“Siamo fatti della stessa materia di cui sono fatti i sogni”: la celebre frase, scritta da Shakespeare tra il 1610 e il 1611 nel quarto atto de “La Tempesta”, rende meglio di qualunque altro commento quanto l’attività onirica sia fondante per la nostra stessa esistenza.
Sui sogni sono stati scritti fiumi di inchiostro, a firma di psicologi, scrittori, neuroscienziati, artisti, ognuno con il suo punto di vista, spesso tutto e il contrario di tutto. Vittorio Lingiardi, psichiatra e psicoanalista, professore ordinario di Psicologia dinamica alla Sapienza di Roma, ha scelto un’altra strada, quella di raccontare come nella storia dell’umanità i sogni siano stati oggetto di innumerevoli quanto diverse interpretazioni. Ha visto così la luce “L’ombelico del sogno” (Einaudi, pag. 177, euro 12), titolo quanto mai evocativo: era Sigmund Freud a coniare l’espressione nel suo celebre “L’interpretazione dei sogni”: “Questo è allora l’ombelico del sogno, il punto in cui esso affonda nell’ignoto”.E sempre Freud consegnava ai posteri la frase certamente più significativa nella sua lapidarietà di tutta la sua immensa produzione letteraria: “L’interpretazione dei sogni è la via regia per la conoscenza dell’inconscio”.
Quel che è certo, in un campo così avvolto nelle nebbie dell’indeterminazione e dell’impalpabilità, è che i sogni dagli albori dell’umanità hanno esercitato un fascino potentissimo sull’uomo. Lingiardi ci ricorda della presenza al Louvre di due reperti di terracotta provenienti dall’Iraq e risalenti al 2000 avanti Cristo con la descrizione di tre sogni del sovrano di Lagas. Altra testimonianza di grande rilievo arriva dall’epopea di Gilgamesh, racconto epico della Mesopotamia ricco di mille sogni. Ma è con Platone – ci ricorda Lingiardi citando il grecista Dario Del Corno – che il sogno inizia a trasferirsi da una dimensione fisiologica a quella psicologica. Ma è nella Bibbia la traccia più importante di come il mondo antico abbia tenuto in grande considerazione il sogno, che diventa strumento di comunicazione fra Dio e gli uomini. Tra i tanti quello del Faraone sulle sette vacche grasse e le sette vacche magre: sogno che sarà chiamato ad interpretare Giuseppe figlio di Giacobbe, con la previsione di sette anni di abbondanza seguirti da sette di carestia.

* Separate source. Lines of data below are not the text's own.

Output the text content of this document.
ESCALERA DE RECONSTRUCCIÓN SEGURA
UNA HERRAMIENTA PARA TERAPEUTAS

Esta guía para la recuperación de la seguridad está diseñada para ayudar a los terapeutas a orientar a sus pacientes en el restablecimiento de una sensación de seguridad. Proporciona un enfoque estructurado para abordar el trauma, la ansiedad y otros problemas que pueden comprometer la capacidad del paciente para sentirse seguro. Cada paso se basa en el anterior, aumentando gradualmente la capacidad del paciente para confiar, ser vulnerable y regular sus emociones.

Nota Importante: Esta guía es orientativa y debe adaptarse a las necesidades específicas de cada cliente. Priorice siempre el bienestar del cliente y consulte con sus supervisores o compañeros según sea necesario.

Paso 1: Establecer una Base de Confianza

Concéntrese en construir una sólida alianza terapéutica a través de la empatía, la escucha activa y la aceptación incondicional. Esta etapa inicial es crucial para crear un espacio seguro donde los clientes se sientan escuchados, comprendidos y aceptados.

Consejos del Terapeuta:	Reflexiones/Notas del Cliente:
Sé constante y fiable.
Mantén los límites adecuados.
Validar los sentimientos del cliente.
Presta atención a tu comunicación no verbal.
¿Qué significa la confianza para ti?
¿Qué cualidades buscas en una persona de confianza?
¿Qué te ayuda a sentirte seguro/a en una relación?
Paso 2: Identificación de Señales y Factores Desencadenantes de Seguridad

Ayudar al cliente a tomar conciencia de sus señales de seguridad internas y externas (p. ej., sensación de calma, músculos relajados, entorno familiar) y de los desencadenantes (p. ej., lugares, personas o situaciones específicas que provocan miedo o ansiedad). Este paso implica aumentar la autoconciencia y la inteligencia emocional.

E dai secoli delle divinazioni e delle profezie, saltiamo a Freud e alla costruzione della psicoanalisi partendo tra l’altro da un sogno dell’Edipo Re. Freud, Jung, Bion: Lingiardi ci pone davanti i giganti della teoria psicoanalitica, affrontandone le diverse interpretazioni del sogno. Infine dagli anni ruggenti della psicologia dinamica approdiamo alle neuroscienze che da una cinquantina d’anni in qua provano a dare una nuova lettura dell’attività onirica, spesso in contrapposizione alle interpretazioni psicoanalitiche.
Visioni differenti di quei viaggi fantastici nei quali la mente umana si avventura, elaborando ricordi d’infanzia, desideri, ossessioni, paure, navigando – conclude Lingiardi il suo libro – “la notte indaffarata delle onde cerebrali come visioni al tempo stesso sacre, mentali, sinaptiche”.
E Lingiardi, una vita dedicata allo studio dei sogni, ci ricorda che “i sogni sono nostri, l’ultimo spazio di vita privata, forse di libertà”.